We do not normally travel in high season. One, it’s usually too warm for folks who must protect themselves from the sun. Two, high season means more people and higher prices. Given that Norway is one of the most expensive countries in the world (or is it the most expensive?), spending time here in high season was a hard decision.
But we wanted to hike in the Norwegian mountains and stay in the mountain huts. Hiking season doesn’t start til mid-June–before then, people ski to the huts–so we extended our trip to mid-July. With great expectations, we got the master hut key in Bergen. It was supposed to work in all huts.
We assumed the weather would be iffy on Svalbard, so we allowed plenty of time there, which we didn’t need, but we assumed the weather would be getting better farther south as we waited.
Not so. This spring, Norway has had record snow and rain. Huts that would normally be hiked to in June are still being reached by skiis. And it rained every day since we came south.
Until Wednesday. Finally, after all this waiting, a clear day for a hike from Å to Munkebu hut on a path mostly clear of snow. We arranged to leave my pack in Å, shopped for food, and set off Wednesday morning. The weather was finally beautiful. The trail had muddy spots,
some scrambling spots,
a scary-to-me cabled ledge,
the friendliest cat we’ve seen since we left home,
friendly Ukrainians who wanted their picture taken with us because “You are our heroes. You are so strong,”

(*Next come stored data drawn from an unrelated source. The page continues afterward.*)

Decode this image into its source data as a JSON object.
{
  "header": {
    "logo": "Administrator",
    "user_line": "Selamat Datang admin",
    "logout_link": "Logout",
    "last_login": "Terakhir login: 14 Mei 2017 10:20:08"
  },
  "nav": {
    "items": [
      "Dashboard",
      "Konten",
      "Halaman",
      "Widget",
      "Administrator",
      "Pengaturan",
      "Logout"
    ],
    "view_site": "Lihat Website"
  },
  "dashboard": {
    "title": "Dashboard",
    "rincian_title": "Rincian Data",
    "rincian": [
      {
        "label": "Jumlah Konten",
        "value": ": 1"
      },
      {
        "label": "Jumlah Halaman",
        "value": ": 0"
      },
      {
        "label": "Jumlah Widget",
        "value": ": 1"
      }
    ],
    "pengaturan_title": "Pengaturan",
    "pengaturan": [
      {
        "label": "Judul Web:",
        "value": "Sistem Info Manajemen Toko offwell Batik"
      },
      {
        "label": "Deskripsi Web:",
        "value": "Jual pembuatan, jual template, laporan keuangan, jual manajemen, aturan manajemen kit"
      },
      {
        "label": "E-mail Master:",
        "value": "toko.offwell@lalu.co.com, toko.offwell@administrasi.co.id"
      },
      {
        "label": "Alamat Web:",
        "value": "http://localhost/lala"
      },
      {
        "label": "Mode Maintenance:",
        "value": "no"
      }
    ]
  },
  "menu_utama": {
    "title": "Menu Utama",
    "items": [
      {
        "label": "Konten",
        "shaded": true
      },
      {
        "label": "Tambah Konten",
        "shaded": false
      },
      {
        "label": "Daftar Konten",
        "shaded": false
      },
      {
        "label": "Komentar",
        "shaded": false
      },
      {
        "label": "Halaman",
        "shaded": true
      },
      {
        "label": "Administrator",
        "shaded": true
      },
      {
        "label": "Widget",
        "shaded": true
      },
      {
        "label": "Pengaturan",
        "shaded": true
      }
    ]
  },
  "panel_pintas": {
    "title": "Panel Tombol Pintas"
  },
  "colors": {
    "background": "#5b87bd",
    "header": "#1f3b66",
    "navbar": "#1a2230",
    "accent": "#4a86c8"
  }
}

and toward the end, lots of snow.
There were several plateaus along the way with astounding views. We could see the ocean on three sides:
and even the mountains on the mainland.
Remember the massive rock overshadowing Å? It doesn’t look as massive from above (right of center), and this photo was taken less than half way up:
Finally, the hut came into sight in one of the most dramatic settings I’ve ever seen for a hut:
We were ecstatic–until we realized that we didn’t have the right key. This was no “Maybe I didn’t do it right.” This was “Skeleton key doesn’t fit a Yale lock.”
“Disappointed” was an understatement. “Pissed” comes closer and we turned back.
However, about halfway back, and before the chains, we met a Canadian couple and their grown daughter going up with the right key. The daughter lives in Norway and thus knew that this hut requires a different key that could have been gotten at a store near the start of the trail had we known (that is, if the Tourist Info hadn’t moved without advertising the fact). They invited us to go back with them.
So we did. We were wiped after climbing 3,000 feet, but we had a fantastic night at the hut. We even stayed up for midnight sun.
Some photos from the hut:
We came down today (Thursday) in time to catch the bus to that infamous Tourist Info. They offered to not charge us for the stay at the hut, but we paid anyway, and we finally got the ferry schedules we wanted.
As we waited for the bus back to Å, we were treated to bucket loaders of dried fish.
Tomorrow, we take the fjord ferry across the interior of the island, then hike to a beach on the west coast.